Integrating those models with customer data was the next step.

With digital solutions for fluid distribution in place and the ability to detect depletion using data and processes, Drill2Frac’s data and analytics help operators fine-tune completion designs by modeling parameters such as the number of perf clusters and length of stages, he said.

Drill2Frac Fluid Distribution Analysis Demonstration
The FlowFX simulation on the left shows how insufficient perforation friction allows intra-stage stress shadowing to dominate. (Source: Drill2Frac)

The result is a cloud-based solution designed to be non-invasive with the goal of helping operators achieve more consistent and productive wells.

Playing what-if

FlowFX allows completion engineers to visualize frac plans and quickly simulate the effects of different designs, Mehta said. 

In a perfect frac, pumping 1,000 lb of proppant into eight clusters in a stage would distribute equally. “The reality is that is not the case. You never get equal distribution.” 

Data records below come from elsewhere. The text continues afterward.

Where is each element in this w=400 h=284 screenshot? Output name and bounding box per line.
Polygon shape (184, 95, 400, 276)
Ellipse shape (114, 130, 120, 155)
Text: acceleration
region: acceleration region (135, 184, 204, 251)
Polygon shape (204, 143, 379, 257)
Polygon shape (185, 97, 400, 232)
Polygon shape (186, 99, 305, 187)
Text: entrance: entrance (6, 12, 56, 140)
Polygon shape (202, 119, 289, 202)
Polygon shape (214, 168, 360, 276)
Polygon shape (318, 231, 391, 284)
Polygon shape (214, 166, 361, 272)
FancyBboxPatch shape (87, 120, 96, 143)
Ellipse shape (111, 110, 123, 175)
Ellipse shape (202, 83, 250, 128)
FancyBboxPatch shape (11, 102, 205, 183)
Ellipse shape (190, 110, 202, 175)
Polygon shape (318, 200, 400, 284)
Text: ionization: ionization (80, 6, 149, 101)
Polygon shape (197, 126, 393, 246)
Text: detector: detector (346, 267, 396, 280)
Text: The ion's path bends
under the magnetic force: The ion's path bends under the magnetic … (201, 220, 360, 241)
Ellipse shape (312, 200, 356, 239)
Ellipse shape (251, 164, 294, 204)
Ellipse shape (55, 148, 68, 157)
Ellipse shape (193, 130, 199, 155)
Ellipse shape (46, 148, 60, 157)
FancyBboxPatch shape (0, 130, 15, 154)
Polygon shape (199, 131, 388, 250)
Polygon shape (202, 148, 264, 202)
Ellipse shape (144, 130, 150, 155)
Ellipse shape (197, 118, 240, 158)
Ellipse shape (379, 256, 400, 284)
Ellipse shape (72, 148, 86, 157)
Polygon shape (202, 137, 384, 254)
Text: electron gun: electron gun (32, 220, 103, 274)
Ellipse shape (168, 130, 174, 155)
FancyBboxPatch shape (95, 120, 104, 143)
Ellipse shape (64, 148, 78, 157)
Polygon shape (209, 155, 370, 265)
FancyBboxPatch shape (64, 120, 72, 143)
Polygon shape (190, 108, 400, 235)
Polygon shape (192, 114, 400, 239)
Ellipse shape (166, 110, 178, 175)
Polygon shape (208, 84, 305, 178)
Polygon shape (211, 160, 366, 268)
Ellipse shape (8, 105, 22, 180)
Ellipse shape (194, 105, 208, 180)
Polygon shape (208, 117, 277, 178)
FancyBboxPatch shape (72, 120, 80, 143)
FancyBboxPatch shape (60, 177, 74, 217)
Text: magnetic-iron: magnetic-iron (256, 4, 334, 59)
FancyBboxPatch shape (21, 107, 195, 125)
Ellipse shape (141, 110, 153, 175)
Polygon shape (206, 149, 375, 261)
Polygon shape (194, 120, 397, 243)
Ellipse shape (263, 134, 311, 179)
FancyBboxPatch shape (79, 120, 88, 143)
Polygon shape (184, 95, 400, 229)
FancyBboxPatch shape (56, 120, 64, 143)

As Mehta puts it, FlowFX provides a visualization of how the proppant is going into each cluster for each stage.

From there, it is possible to play what-if and tweak elements of the completion, he said. All the physics and modeling happens behind the scenes.

FlowFX Near-Wellbore Fluid Distribution Model Comparison
FlowFX Near-Wellbore Fluid Distribution Model Comparison
FlowFX models how fluid will be distributed among perforation clusters for differing completion designs. (Source: Drill2Frac)

Customers can “turn the knobs” on the completion design. They can adjust variables such as number of stages, stage length, clusters per stage, shots per cluster, perf diameter, orientation of perfs, pump rates and the volume of proppants to experiment on what might affect a completion’s effectiveness.

Mehta said modeling allows customers to understand the effects of the near-wellbore conditions.

“[It makes] that process simpler, easier and leverag[es] the data you already have,” he said.

Dharmesh Mehta, Drill2Frac president
Dharmesh Mehta, Drill2Frac president. (Source: Drill2Frac)

“Our entire focus is to use data the customer already has.” —Dharmesh Mehta, Drill2Frac

Wutherich said modeling different scenarios can show crews what they can expect during fracturing with any modification — easily more cost-effective than trial and error. 

“It’s a model. It’s not going to be perfect, but it’s based on solid physics and data.” So, it makes it possible to predict how changes in completion designs will affect fluid distribution along the wellbore, he said. 

Instead of running operational trials on 50 completion designs, FlowFX can shortlist those designs to the five most likely to succeed, he said. 

The model cannot take every variable into account, according to Wutherich. Poor cement, for example, presents difficulties because the cement is not fully controlling where the fluid will go.

Wutherich said Gordy Oil, one of its customers, made completion design decisions based on FlowFX for wells in the Delaware Basin. The ability to model different designs led to an optimized design that resulted in a significantly improved completion and production increase, he said.

Drill2Frac announced the availability of FlowFX during the 2021 Unconventional Resources Technology Conference (URTeC 2021) and has been using it internally for customers. The FlowFX 2023 update, which will be launched in first-quarter 2023, incorporates feedback from customers.

The biggest change: the modeling solution will be cloud-based, allowing Drill2Frac customers to work directly with the digital solution and run their own simulations.